Quand l’État faillit, la population agit
Turgeau, le 4 février 2025 – Depuis plusieurs années, l’insécurité s’aggrave en Haïti, avec des gangs contrôlant de vastes zones urbaines. En 2023, le Bureau Intégré des Nations Unies en Haïti (BINUH) a recensé plus de 3 960 homicides, un chiffre record. Face à cette flambée de violence, des citoyens s’organisent pour protéger leurs quartiers.
« Nous ne pouvons plus attendre la police », confie Paul Leronce, membre d’un comité de vigilance à Canapé-Vert.

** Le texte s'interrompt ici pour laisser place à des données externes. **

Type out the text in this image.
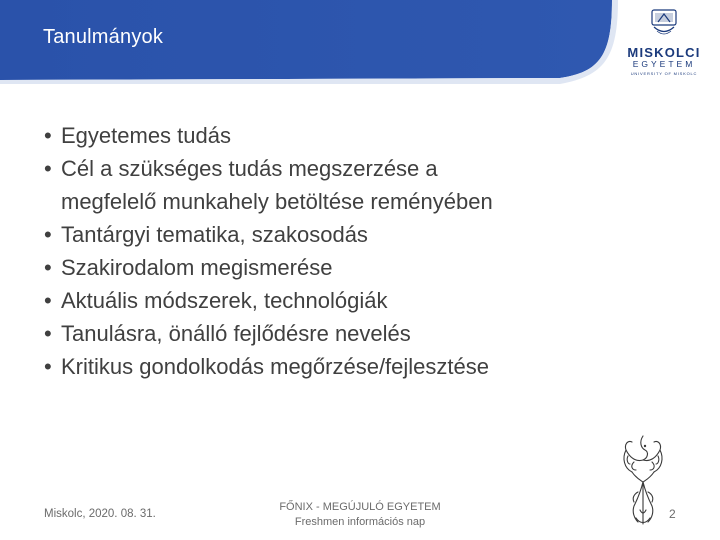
Tanulmányok
MISKOLCI
EGYETEM
UNIVERSITY OF MISKOLC
• Egyetemes tudás
• Cél a szükséges tudás megszerzése a
megfelelő munkahely betöltése reményében
• Tantárgyi tematika, szakosodás
• Szakirodalom megismerése
• Aktuális módszerek, technológiák
• Tanulásra, önálló fejlődésre nevelés
• Kritikus gondolkodás megőrzése/fejlesztése
Miskolc, 2020. 08. 31.
FŐNIX - MEGÚJULÓ EGYETEM
Freshmen információs nap
2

Nous patrouillons la nuit, contrôlons les entrées et surveillons les inconnus. C’est notre seule option. »
Barricades et contrôle des accès
Dans plusieurs quartiers, les habitants dressent des barrages filtrants pour limiter les incursions criminelles. À Carrefour-Feuilles, après une attaque meurtrière en septembre 2023, des postes de garde de fortune ont été installés.
« Nous avons mis en place un système de surveillance 24 heures sur 24. », explique un policier résidant à Brézy.
« Chaque soir, des volontaires montent la garde. C’est une question de survie. »
Si ces barrières freinent les intrusions, elles isolent aussi certains secteurs, rendant l’accès difficile aux services de base.
Bwa Kale : justice populaire ou dérive incontrôlée ?
Né en avril 2023 à Canapé-Vert, le mouvement “Bwa Kale” a marqué un tournant. Cette forme de justice expéditive cible les individus soupçonnés d’appartenir à des gangs. Selon une étude de Crisis Group, plus de 450 personnes ont été lynchées en six mois.
« Nous ne faisons que nous défendre. », justifie Jean-Marc, commerçant à Port-au-Prince.
« Si la police ne fait rien, nous devons agir. »
Mais cette montée de la violence inquiète les observateurs. Les Nations Unies alertent sur des risques de bavures et d’exécutions arbitraires.
Autodéfense : une solution temporaire ?
Si ces initiatives citoyennes freinent momentanément l’insécurité, elles ne remplacent pas un État de droit. Pour le sociologue Jean Gaspard Dutrévil, cette réaction populaire traduit avant tout le vide laissé par l’État.
« Sans encadrement, ces groupes risquent de devenir incontrôlables », explique-t-il.
« Avec le temps, tuer et lyncher pourraient devenir des actes banals, motivés par des raisons personnelles. »
Alors que la riposte populaire se généralise, jusqu’où ira cette spirale de violence ? L’autodéfense peut-elle réellement endiguer l’insécurité, ou risque-t-elle de plonger le pays dans une nouvelle forme de chaos ?
Belly-Dave Bélizaire
Vant Bèf Info (VBI)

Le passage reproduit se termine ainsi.